Les outils les plus en danger se trouveraient parmi les quelque 80 abattoirs publics, souvent de dimension modeste et portés par des collectivités. « Certains ont trouvé leur modèle économique, avec des marchés locaux et des circuits courts, mais ceux qui ne l’ont pas trouvé sont en vraie difficulté aujourd’hui », constate Bruno Colin, président de la section bovine de la Coopération agricole. Et cet éleveur de Meurthe-et-Moselle de décrire une « pression politique » pour maintenir ces abattoirs ouverts. Ce qui peut expliquer « des charges pour les contribuables locaux rarement justifiées », comme le pointait la Cour des comptes dans un rapport de février 2020.

« Il y aura des outils à fermer »

En choisissant le prisme territorial, la « stratégie abattoirs » de Marc Fesneau semble viser en priorité les outils publics. Mais les usines privées ne sont pas épargnées par les difficultés. Leur taille généralement plus conséquente ne les protège pas des soubresauts de la conjoncture : un prix de l’énergie qui a triplé ou quadruplé pour certains, et des abattages en chute en porcs (-5 % en 2022) et bovins (-4,6 %). « Quand un abattoir n’est plus à saturation, le modèle économique est vite fragilisé, note Bruno Colin. Toute la difficulté est de cerner les abattoirs qui ont un avenir pour y investir ».

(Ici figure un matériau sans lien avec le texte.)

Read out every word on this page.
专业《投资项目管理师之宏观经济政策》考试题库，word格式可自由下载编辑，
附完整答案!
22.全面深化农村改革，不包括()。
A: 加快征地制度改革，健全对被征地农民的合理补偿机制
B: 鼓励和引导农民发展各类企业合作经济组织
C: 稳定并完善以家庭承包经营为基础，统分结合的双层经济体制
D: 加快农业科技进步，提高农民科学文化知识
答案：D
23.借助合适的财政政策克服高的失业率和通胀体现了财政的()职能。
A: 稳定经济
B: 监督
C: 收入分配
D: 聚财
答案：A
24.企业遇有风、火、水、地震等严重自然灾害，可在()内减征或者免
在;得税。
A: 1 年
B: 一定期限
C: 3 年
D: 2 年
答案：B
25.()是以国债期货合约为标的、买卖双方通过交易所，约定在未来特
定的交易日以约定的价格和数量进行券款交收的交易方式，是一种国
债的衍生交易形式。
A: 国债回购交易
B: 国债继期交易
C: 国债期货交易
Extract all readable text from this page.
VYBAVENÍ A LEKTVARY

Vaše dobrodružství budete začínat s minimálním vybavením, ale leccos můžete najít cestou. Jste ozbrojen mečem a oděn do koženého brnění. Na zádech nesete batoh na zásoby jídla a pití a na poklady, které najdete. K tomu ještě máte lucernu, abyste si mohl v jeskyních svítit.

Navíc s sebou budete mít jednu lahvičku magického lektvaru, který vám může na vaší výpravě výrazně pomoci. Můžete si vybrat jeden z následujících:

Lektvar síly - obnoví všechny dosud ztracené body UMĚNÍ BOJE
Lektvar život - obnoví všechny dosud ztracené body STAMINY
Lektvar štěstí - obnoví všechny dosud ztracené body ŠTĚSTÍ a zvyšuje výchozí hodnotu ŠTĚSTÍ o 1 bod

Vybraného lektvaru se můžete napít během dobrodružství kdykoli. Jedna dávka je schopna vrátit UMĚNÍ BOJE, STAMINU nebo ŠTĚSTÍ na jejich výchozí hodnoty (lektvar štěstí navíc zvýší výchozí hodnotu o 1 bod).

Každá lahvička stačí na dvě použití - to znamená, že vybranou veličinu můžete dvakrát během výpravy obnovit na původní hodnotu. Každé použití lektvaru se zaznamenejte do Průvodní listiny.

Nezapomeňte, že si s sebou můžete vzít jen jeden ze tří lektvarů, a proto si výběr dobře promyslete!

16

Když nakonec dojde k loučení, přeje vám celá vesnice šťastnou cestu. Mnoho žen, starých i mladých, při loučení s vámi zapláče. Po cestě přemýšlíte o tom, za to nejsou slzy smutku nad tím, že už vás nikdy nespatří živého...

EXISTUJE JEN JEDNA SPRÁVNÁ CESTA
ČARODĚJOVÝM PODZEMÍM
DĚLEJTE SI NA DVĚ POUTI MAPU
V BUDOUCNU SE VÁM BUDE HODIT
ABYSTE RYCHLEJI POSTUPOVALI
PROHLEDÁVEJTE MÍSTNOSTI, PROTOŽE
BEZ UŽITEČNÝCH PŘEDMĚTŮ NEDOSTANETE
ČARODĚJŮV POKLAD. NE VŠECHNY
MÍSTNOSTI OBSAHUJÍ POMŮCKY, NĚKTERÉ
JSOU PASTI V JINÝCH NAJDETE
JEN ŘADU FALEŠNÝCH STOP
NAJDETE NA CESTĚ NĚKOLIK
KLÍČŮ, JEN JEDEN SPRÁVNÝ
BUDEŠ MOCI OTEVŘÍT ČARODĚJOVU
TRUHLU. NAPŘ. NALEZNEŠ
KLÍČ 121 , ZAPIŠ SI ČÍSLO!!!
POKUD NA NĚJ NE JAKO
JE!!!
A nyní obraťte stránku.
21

Un point de vue partagé par le directeur de Culture Viande (abatteurs privés). « Il y a tout intérêt à avoir des outils de taille importante qui permettent d’écraser les charges », plaide-t-il. Et de trancher : « Il n’y a pas de place pour le bricolage autour des abattoirs ». « Refaire des abattoirs ne va pas dans le sens de l’histoire, il faut surtout restructurer le parc existant », estime le responsable de Culture Viande. Quant à Dominique Guineheux, de Bigard, il reconnaît sans ambages que « les industriels subiront les conséquences de la baisse de production : il y aura des outils à fermer ».

Entre la ferme et l’abattoir, un temps de trajet qui peut aller du simple au double

Entre la ferme et l’abattoir, un temps de trajet qui peut aller du simple au double

Moins de 1 h 30 en Bretagne, presque 3 heures dans Hauts-de-France : selon les régions, le temps de trajet des bovins entre leur élevage et l’abattoir peut varier du simple au double, selon une récente étude d’Agreste. Un travail précieux alors que Bruxelles prépare une révision de la réglementation sur le bien-être, dont le transport. En toute logique, ce sont les bassins d’élevage du grand Ouest (Bretagne, Normandie, Pays de la Loire) et du Massif central (Auvergne-Rhône-Alpes, Occitanie), qui affichent les durées les plus courtes, car mieux pourvus en abattoirs. Dans l’Hexagone, un bovin sur deux est « abattu à moins de 1 h 30 de son exploitation », résume Agreste. Avec une particularité pour les veaux laitiers : avec un animal sur deux abattu dans un établissement spécialisé, ils roulent en moyenne 15 minutes de plus.

Au niveau national, les 4,2 millions de bovins abattus en 2022 ont mis en moyenne 1 h 59 pour rejoindre l’abattoir. Une durée qui s’est allongée de 14 minutes depuis 2005, « du fait de la diminution du nombre d’abattoirs ». L’année dernière, la France comptait 181 abattoirs de bovins, soit 80 de moins qu’en 2005. Des outils qui ferment avant tout dans les zones peu denses en animaux, quand les grands bassins d’élevage montrent une relative résistance.